Certe
volte, prima ancora che tutti si spieghino, che trovino le parole per dirmi ciò
che hanno pensato, io sento che le loro cose le conosco già, come se avessi già
sentito i loro discorsi, e non avessi bisogno di altro. Non guardo mai in
faccia nessuno, quando mi parlano, non ne ho alcun bisogno; loro dicono
qualcosa, sento il brusio di quei ragionamenti, ma per me è già tutto chiaro,
come non ci fosse neppure bisogno di quei discorsetti. Rido mentre guardo a
terra un punto qualsiasi; rido di quelle parole che già conosco, che ho già
sentito nella mia testa, e nessuno capisce che cosa io abbia bisogno di ridere,
così aspettano un po’, lasciano tutti che io dia loro la possibilità di dire
ancora qualcosa, e intanto mi guardano, come se non mi avessero mai visto in
precedenza.
Io
vorrei ridere soltanto tra me, dico la verità, e giusto di quelle parole, di
quel loro modo di dirmi le cose, come a un bambino, ma non riesco proprio a
resistere: guardo ancora quel punto là a terra, e rido senza riuscire a
fermarmi. Qualcuno scuote la testa, mi guarda e pensa che io non sappia far
altro che quello: ridere e basta. Invece no, loro non lo sanno, ma certe volte
io piango.
Piango
soltanto quando sono da solo, quando nessuno può rendersi conto che io sono
triste. Sono triste perché quelle parole che in precedenza credevo di sapere
così bene, che non avevo neppure bisogno di ascoltare per comprenderne il
significato, quelle che tutti gli altri mi riferivano, che avrebbero voluto
farmi ascoltare, ma che io avevo già compreso, ecco che improvvisamente, quando
sono da solo, si confondono tutte tra loro, si distorcono, si sformano, non
hanno più nessun senso, ed io, derubato di quelle parole, mi sento
completamente svuotato, vuoto di tutto.
Non
lo so perché questo succeda, ma all’improvviso tutto quello che credevo di
conoscere bene cade a terra, proprio verso quel punto che precedentemente stavo
osservando, ed io rimango a vagare nel vuoto, senza niente.
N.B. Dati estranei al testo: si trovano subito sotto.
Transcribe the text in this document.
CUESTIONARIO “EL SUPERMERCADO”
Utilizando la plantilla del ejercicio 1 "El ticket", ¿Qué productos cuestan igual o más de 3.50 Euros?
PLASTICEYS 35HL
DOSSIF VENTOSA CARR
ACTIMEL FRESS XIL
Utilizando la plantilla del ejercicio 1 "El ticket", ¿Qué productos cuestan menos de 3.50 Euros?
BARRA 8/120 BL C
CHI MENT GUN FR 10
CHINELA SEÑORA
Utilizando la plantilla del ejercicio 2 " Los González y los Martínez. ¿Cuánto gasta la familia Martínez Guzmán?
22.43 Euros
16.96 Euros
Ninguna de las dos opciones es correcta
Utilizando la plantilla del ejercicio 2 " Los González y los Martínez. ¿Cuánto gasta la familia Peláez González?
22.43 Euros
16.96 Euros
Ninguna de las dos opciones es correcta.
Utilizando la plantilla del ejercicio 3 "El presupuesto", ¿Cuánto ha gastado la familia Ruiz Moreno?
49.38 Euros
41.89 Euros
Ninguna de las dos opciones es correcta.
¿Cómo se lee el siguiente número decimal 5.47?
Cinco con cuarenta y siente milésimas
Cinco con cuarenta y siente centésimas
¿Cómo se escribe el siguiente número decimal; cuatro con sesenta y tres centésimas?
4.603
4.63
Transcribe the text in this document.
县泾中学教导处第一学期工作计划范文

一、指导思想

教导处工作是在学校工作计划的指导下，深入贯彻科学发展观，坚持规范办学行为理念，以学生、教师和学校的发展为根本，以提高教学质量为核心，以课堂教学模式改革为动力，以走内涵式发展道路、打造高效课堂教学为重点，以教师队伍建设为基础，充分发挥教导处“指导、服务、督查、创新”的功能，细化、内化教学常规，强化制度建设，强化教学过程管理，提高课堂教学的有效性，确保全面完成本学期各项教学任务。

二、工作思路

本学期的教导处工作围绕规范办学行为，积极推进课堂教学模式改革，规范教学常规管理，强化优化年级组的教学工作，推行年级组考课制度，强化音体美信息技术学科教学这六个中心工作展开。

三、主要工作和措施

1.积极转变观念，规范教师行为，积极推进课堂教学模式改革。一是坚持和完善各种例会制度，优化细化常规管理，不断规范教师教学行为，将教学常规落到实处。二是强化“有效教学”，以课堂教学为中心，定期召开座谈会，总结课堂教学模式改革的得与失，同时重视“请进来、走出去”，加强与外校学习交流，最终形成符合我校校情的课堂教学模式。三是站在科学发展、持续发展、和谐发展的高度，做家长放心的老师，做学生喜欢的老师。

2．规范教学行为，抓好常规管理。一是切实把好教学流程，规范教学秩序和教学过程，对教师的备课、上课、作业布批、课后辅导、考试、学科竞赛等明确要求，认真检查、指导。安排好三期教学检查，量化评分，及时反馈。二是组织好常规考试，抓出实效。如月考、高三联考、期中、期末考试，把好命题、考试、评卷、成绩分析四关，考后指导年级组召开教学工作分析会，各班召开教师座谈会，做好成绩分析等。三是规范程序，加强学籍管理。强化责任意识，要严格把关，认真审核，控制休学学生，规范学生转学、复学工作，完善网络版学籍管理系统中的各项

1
E’ allora che piango,
ma loro non se lo possono immaginare neppure, perché mi sento così soltanto
quando sono da solo, e quindi nessuno mi vede.
Quando
ritornano tutti, si mettono subito a dirmi qualcosa, scherzano, pensano alle
parole migliori da dirmi, ed ecco che dentro di me tutto riprende la solita
logica, di nuovo le parole diventano inutili, ed io sento dentro di me tutto
quello che vogliono dirmi. Non parlo mai, io, non ho alcun bisogno di usare le
loro parole, quelli mi guardano, mi fanno le analisi, sostengono che non ci sia
niente che impedisca a me di parlare; eppure non parlo, non dico niente, e alla
fine ricomincio anche a ridere, con le mie risate che lasciano tutti storditi,
delle quali in nessuna maniera io sento di poter fare a meno.
Che
male c’è, in fondo, penso; lascio a loro tutta la logica delle parole, tanto a
me neppure serve, io le cose le capisco senza bisogno di altro, mi basta
guardare per terra in un punto qualsiasi per tornare a ridere forte. Poi un
giorno come tutti quegli altri si mettono in tre a parlare tra loro e a farmi
domande. Io guardo a terra il solito punto, poi dico: silenzio!, sorprendendo
un po’ anche me stesso. Così quelli mi guardano e dopo un po’ se ne vanno. Più
tardi mi fanno entrare dentro a una stanza e dicono che forse la cosa migliore di
tutte è che io inizi a fare qualche disegno.
La
faccenda a me pare interessante, non ho mai fatto cose del genere, però non ho
alcuna voglia di far vedere a loro che mi piace l’idea. Guardo per terra e
infine mi metto a fare dei segni con un dito sporco. Mi forniscono di tutto il
materiale che serve: carta, matite, penne, tutte cose del genere, poi mi
lasciano solo. Io prendo un foglio, lo strofino a terra fino a quando quello si
sporca per bene, poi con il dito ci faccio qua e là delle macchie, e infine
torno da loro. Silenzio, dico a voce bassa mostrando il disegno, e rido di
nuovo, proprio come un pazzo, di tutti.